Harris concurred: "We need medical schools to commit to getting the menopause onto curriculums with sufficient time allocated to ensure nobody qualifies without good knowledge of symptoms and treatment available, and we need to ensure that it is included in ongoing training to keep that knowledge up to date."
It's also important for employers to understand how to support women during the menopausal transition. According to Harris, some excellent examples of menopause-friendly workplaces exist. These companies are setting up support groups, changing uniform policy, offering more flexible working arrangements and, in some cases, covering the cost of employees' HRT prescriptions.
"This is fantastic, but we need it to be the norm, not the exception," Harris said. "I would love to see all businesses, whatever size, supporting their staff who are experiencing symptoms of menopause."
Lakhani added: "I believe that education for the public surrounding this and other aspects of women's health should begin at school, so that we can reduce the stigma surrounding it and break down the barriers for women seeking help."
Harris agreed that menopause should be on the school curriculums across the U.K. so the next generation is far more prepared than previous ones.

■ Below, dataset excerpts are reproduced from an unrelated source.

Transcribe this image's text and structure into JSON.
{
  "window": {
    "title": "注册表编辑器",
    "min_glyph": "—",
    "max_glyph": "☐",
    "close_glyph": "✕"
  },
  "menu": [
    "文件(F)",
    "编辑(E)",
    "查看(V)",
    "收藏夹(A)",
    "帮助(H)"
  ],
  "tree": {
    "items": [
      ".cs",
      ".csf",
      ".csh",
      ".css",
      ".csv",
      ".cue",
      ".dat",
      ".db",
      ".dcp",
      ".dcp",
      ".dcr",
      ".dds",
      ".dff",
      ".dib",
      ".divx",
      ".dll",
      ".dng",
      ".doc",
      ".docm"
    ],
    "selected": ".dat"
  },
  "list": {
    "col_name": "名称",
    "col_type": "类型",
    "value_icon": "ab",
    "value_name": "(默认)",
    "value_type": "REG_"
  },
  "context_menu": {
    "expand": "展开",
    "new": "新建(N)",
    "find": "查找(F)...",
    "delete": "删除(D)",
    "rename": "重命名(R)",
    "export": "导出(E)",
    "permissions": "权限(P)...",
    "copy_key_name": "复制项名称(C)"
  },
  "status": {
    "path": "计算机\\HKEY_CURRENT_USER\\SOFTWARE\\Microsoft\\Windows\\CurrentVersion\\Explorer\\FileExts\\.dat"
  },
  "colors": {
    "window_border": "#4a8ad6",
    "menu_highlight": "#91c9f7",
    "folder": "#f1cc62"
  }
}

"Since 2020, the relationship and sex education curriculum taught in schools has rightfully included menopause, but it can't stop and end there. Awareness and education need to come from more than a 30-minute lesson at age 13," Harris said.
"We must find ways to encourage education, awareness and understanding throughout society," Harris continued. "And we need to break down the taboo that still exists, preventing people from speaking openly about their menopause symptoms and experiences."
"We've come a long way, but there's still further to go," Arroll stated. "Just because menopause is a physiological process that all women go through, this doesn't mean that its symptoms should be dismissed or the experience of women disregarded."